Rewinding the film can be a nail-breaking experience in the Varex IIb. When the rewind crank is unfolded, the rewind knob turns without engaging the rewinding. When it is extended, the rewind axle turns. However, as the crank is turned (while holding the film release button on the top of the camera) I find it slips out of gear leading to the film being rewound in fits and starts and the finger nails catching on the knurled and tiny crank handle. I supposed Ihagee changed that in the Varex IIb in order, theoretically, to speed up the rewinding process and therefore the changing over of films. In the IIa, the rewind knob is engaged by pressing the centre section such that prongs make contact with the cassette spool.

Varex IIb. Rewind crank in use (left) and closed (right)

Varex IIa. Rewind engaged (left). Disengaged (right)

A real idiosyncrasy of the Varex is the film cutting knife. This knife allows a short length of film to be cut and processed separately. Coupled with its presence is the ability to have a cassette instead of the standard open spool at the receiving end of the film gate. Using that system, short lengths of films can be exposed, cut, wound into the receiving cassette and removed from the camera in daylight. That was a brilliant system for checking exposure and composition with technically difficult subjects. However, I have yet to find an Exakta owner who has not bled as a result of catching a finger on the blade.

Film cutting knife in closed position - waiting to nick an unwary finger
Knife being pulled across the film plane
The back of the camera can be removed by pulling
out the pin
A key to the versatility of the Exakta system was the ability to change viewfinders and focusing screens. The reflex finder could be changed for a pentaprism very quickly (more quickly in the IIb than the IIa, the latter having a catch on the front of the camera). I had the version with the pentaprism and fresnel lens with split-image rangefinder. Some writers have questioned the accuracy and ease of use of the split-image rangefinder but I had no problems in using that screen.

Varex IIa. Release catch for the viewing system - not present on the IIb

Initially, I thought the bayonet lens mounting system fine. However, when I used the extension tubes and a heavy lens on the front I noticed a pronounced droop. When I asked my colleagues if they too could see the droop, one thought it resembled Concorde’s nose (then of major interest in British newspapers) while others thought I had taken it to the pub too often.
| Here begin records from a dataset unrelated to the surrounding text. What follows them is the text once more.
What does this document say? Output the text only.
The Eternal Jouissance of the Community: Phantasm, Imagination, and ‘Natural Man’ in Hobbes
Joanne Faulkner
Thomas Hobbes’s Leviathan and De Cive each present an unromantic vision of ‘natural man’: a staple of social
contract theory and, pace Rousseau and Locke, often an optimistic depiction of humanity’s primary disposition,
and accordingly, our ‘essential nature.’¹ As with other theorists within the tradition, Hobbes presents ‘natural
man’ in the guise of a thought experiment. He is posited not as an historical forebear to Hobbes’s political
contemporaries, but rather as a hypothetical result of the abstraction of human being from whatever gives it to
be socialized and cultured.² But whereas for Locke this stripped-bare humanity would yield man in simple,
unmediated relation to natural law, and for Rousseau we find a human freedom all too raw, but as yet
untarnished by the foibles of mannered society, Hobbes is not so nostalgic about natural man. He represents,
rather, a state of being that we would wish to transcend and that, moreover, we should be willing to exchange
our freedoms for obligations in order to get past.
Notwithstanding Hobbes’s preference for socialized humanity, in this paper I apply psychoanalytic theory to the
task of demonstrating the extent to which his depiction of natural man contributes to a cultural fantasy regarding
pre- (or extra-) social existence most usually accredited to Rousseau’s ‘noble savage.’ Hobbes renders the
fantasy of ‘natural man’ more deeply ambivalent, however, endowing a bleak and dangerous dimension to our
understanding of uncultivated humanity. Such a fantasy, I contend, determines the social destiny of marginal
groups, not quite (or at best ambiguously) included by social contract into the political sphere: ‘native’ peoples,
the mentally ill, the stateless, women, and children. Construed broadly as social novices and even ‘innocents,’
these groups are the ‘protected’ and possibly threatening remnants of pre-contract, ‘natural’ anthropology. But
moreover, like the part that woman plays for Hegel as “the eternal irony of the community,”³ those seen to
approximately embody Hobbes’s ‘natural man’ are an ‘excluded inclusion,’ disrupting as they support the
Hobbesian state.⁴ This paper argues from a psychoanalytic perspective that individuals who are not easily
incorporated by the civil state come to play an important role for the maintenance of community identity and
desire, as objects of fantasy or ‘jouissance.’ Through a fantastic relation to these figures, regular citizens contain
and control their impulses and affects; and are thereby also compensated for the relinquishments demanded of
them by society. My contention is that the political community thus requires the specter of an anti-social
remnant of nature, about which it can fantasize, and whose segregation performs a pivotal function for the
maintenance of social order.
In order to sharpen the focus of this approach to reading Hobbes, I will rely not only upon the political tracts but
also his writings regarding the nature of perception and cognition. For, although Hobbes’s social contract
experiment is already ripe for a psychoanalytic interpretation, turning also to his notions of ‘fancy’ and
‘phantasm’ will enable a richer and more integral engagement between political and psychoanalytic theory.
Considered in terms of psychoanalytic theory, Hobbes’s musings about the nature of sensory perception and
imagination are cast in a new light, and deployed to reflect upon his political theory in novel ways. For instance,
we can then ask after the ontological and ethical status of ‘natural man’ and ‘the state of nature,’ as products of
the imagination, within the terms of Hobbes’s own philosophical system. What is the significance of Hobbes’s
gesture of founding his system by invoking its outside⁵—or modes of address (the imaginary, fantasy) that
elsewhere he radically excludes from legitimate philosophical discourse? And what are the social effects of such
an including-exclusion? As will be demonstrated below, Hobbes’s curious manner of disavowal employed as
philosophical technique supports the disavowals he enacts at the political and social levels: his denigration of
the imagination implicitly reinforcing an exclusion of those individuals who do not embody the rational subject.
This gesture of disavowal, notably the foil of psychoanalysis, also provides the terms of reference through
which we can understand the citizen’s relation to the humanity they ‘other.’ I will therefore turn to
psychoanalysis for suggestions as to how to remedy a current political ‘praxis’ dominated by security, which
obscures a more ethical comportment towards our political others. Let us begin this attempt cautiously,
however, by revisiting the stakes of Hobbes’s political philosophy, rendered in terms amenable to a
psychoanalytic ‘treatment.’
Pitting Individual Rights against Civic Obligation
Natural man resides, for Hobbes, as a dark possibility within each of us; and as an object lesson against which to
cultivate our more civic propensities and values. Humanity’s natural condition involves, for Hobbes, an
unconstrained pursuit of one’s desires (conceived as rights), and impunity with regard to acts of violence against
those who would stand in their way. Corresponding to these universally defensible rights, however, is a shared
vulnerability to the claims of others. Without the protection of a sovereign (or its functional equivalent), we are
Somewhere or everywhere in the bayonet connexions the tolerances were too great.

I had one of the later model Pancolar  50 mm f/2 lenses; this had the automatic depth of field indicators and the zebra markings across to the focusing scale. I found it, when new, to be a sharp lens of moderate contrast (compared with modern lenses). 

Early 50mm f/2 Carl Zeiss Jena Pancolar with
conventional depth-of-field scale
Later 50mm f/2 Pancolar with automatic depth-of-field indicators
changing position as the aperture is changed

By the mid-1960s there is now no doubt that Ihagee, like the rest of the German camera industry, east or west, was losing its way. Japanese camera manufactuerers were overtaking them rapidly and I soon realised that I had actually made the wrong choice. For the same money (prices in Hong Kong were one-third of those in U.K. at the time), I could have bought a Pentax SV with its huge range of accessories (and internal linkage) or a Nikkormat. They were the future; Exakta was the past.